Born in Holstein, Iowa, Cleo and her family came to California as part of the great migration during WWII to work in the wartime industries. She and her parents worked in the Richmond Naval Shipyard and later at San Francisco’s Hunter’s Point Naval Shipyard.

Before settling in Santa Clara in 1960, Cleo and her late husband Ed followed his naval career around the world before settling in Santa Clara, where Ed worked for HP and Cleo raised their four children.

Her first brush with journalism came in high school, when a local department store held a copywriting contest. Cleo wrote an ad for a dress, “and they thought it was wonderful. They put it in the paper,” she recalled.

When Ed was stationed at the Great Lakes Naval Training Station, she started covering navy base news for the Waukegan News Sun. Later, she did the same for the Harper Gate in Richmond.

But after moving to Santa Clara, four growing children and their activities kept her busy. Writing didn’t come back into the picture until her children grew up and left home. “I got terrified, that cold thing in your gut,” is how she put it. So she started looking for opportunities to get involved.

“I saw an ad, and they paid five dollars writing neighborhood news. I knew a few people, and then I just started going a few places, and they gave me a good buildup,” she said. “They let me write two or three big pages, anything I wanted to write. It was all new to me. They liked it and I liked it and so I wrote more.”

The secret of her success was simple, she said. “Go everywhere you’re invited, and put everyone’s name in the paper.” And go she did – to parties, fashion shows, political fundraisers, community dinners. “There used to be a party every five minutes,” she recalled.

But that simple answer contained a world of wisdom about how one ordinary person can have such an impact on the community. First, find a need and be the person who fills it. And second, generously recognize everyone who helped. Her view was that you can’t help but succeed when you’re starting from zero, because every achievement is a 100 percent improvement.

Santa Clara’s annual Showtime got its start when 1979’s Prop 13 cut money for senior health services. Cleo’s response was characteristic: put on a fundraiser to replace the lost money. Because she had recently written and produced a melodrama that successfully raised money for the Knight Raider Drum and Bugle Corps, she decided to do the same thing for the health services.
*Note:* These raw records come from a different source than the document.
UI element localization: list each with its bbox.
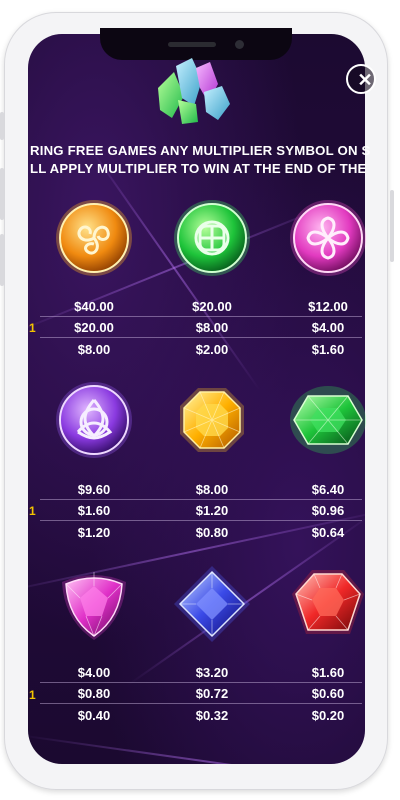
payout-value: $4.00 (77, 665, 111, 680)
payout-value: $1.60 (311, 342, 345, 357)
divider (40, 703, 362, 704)
red-gem-icon[interactable] (288, 564, 368, 644)
rules-text-line-2: LL APPLY MULTIPLIER TO WIN AT THE END OF… (30, 161, 370, 176)
divider (40, 520, 362, 521)
phone-mute-switch (0, 112, 4, 140)
payout-value: $0.72 (195, 686, 229, 701)
payout-value: $0.40 (77, 708, 111, 723)
celtic-knot-icon[interactable] (172, 198, 252, 278)
phone-camera (235, 40, 244, 49)
payout-value: $0.80 (77, 686, 111, 701)
payout-value: $12.00 (308, 299, 348, 314)
close-icon: ✕ (357, 70, 373, 90)
phone-speaker (168, 42, 216, 47)
payout-value: $1.20 (77, 525, 111, 540)
payout-value: $3.20 (195, 665, 229, 680)
triskelion-icon[interactable] (54, 198, 134, 278)
payout-value: $1.60 (311, 665, 345, 680)
phone-volume-down (0, 234, 4, 286)
divider (40, 682, 362, 683)
divider (40, 499, 362, 500)
payout-value: $8.00 (195, 320, 229, 335)
pink-gem-icon[interactable] (54, 564, 134, 644)
phone-power-button (390, 190, 394, 262)
triquetra-icon[interactable] (54, 380, 134, 460)
payout-value: $20.00 (192, 299, 232, 314)
payout-value: $0.80 (195, 525, 229, 540)
payout-value: $20.00 (74, 320, 114, 335)
payout-value: $1.20 (195, 503, 229, 518)
blue-gem-icon[interactable] (172, 564, 252, 644)
payout-value: $9.60 (77, 482, 111, 497)
payout-value: $8.00 (195, 482, 229, 497)
payout-value: $2.00 (195, 342, 229, 357)
payout-value: $0.32 (195, 708, 229, 723)
rules-text-line-1: RING FREE GAMES ANY MULTIPLIER SYMBOL ON… (30, 143, 370, 158)
payout-value: $1.60 (77, 503, 111, 518)
crystal-cluster-icon (158, 58, 230, 124)
green-gem-icon[interactable] (288, 380, 368, 460)
payout-value: $40.00 (74, 299, 114, 314)
close-button[interactable]: ✕ (346, 64, 376, 94)
payout-value: $8.00 (77, 342, 111, 357)
payout-value: $0.60 (311, 686, 345, 701)
payout-value: $0.20 (311, 708, 345, 723)
payout-value: $4.00 (311, 320, 345, 335)
payout-value: $0.64 (311, 525, 345, 540)
payout-value: $6.40 (311, 482, 345, 497)
multiplier-marker: 1 (29, 688, 36, 702)
phone-volume-up (0, 168, 4, 220)
divider (40, 316, 362, 317)
yellow-gem-icon[interactable] (172, 380, 252, 460)
multiplier-marker: 1 (29, 504, 36, 518)
quatrefoil-knot-icon[interactable] (288, 198, 368, 278)
multiplier-marker: 1 (29, 321, 36, 335)
payout-value: $0.96 (311, 503, 345, 518)
divider (40, 337, 362, 338)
For many years, she was Showtime’s producer, author, director, costumer, set designer, and stage manager. She wrote – on her 1970s IBM Selectric typewriter – and directed her last Showtime melodrama in 2007.

When she realized that she needed an entity to manage the money, Cleo formed another organization, The Santa Clara Women’s League, which continues to sponsor the event, as well as organizing the raffle, silent auction and food sales that accompany Showtime. And all of the proceeds continue to be donated to fund senior health services.
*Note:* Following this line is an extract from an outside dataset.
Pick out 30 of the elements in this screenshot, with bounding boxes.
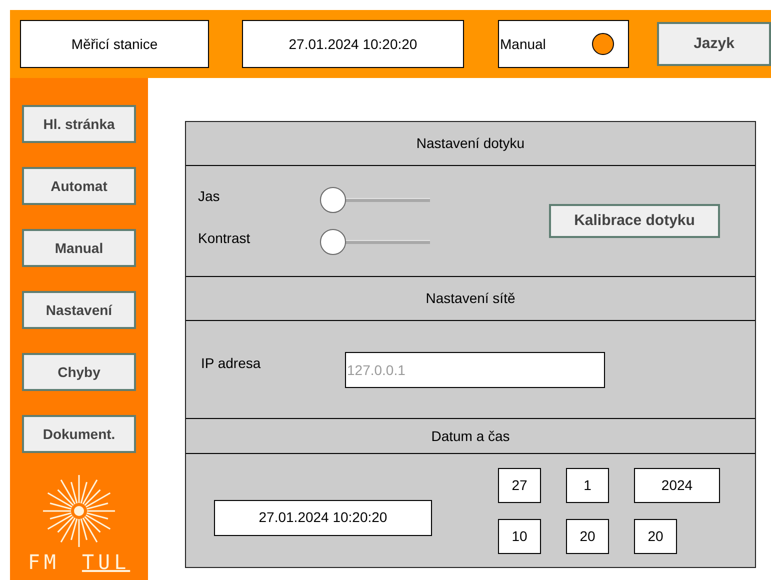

In retrospect, it’s easy to acknowledge accomplishment. But at the time, Cleo’s endeavors took considerable boldness. Plus, it took willingness to not always be perfect, but to recognize that good-enough (there were plenty of typos in her scripts) is all any of us need to change our world for the better. “My husband always said I was single-minded, that if I was going to so something, I’d do it,” she said 2005. “God’s given me some gifts. You just have to have guts.”

Cleo was preceded in death by her husband of 53 years, Edward Stuckrath and son Jack Stuckrath, and leaves four children, Gretchen Hostetter, Henry Stuckrath, and Edward Stuckrath III.

A Celebration of Life for Cleo will be held on Saturday, Jan 25, 1 p.m. at Resurrection Lutheran Church, 2495 Cabrillo Ave., Santa Clara.

In lieu of flowers, donations can be made to the Santa Clara Women’s League, P.O. Box 3033, Santa Clara, CA 95055, for support of the City of Santa Clara Senior Center Health and Wellness nursing services program.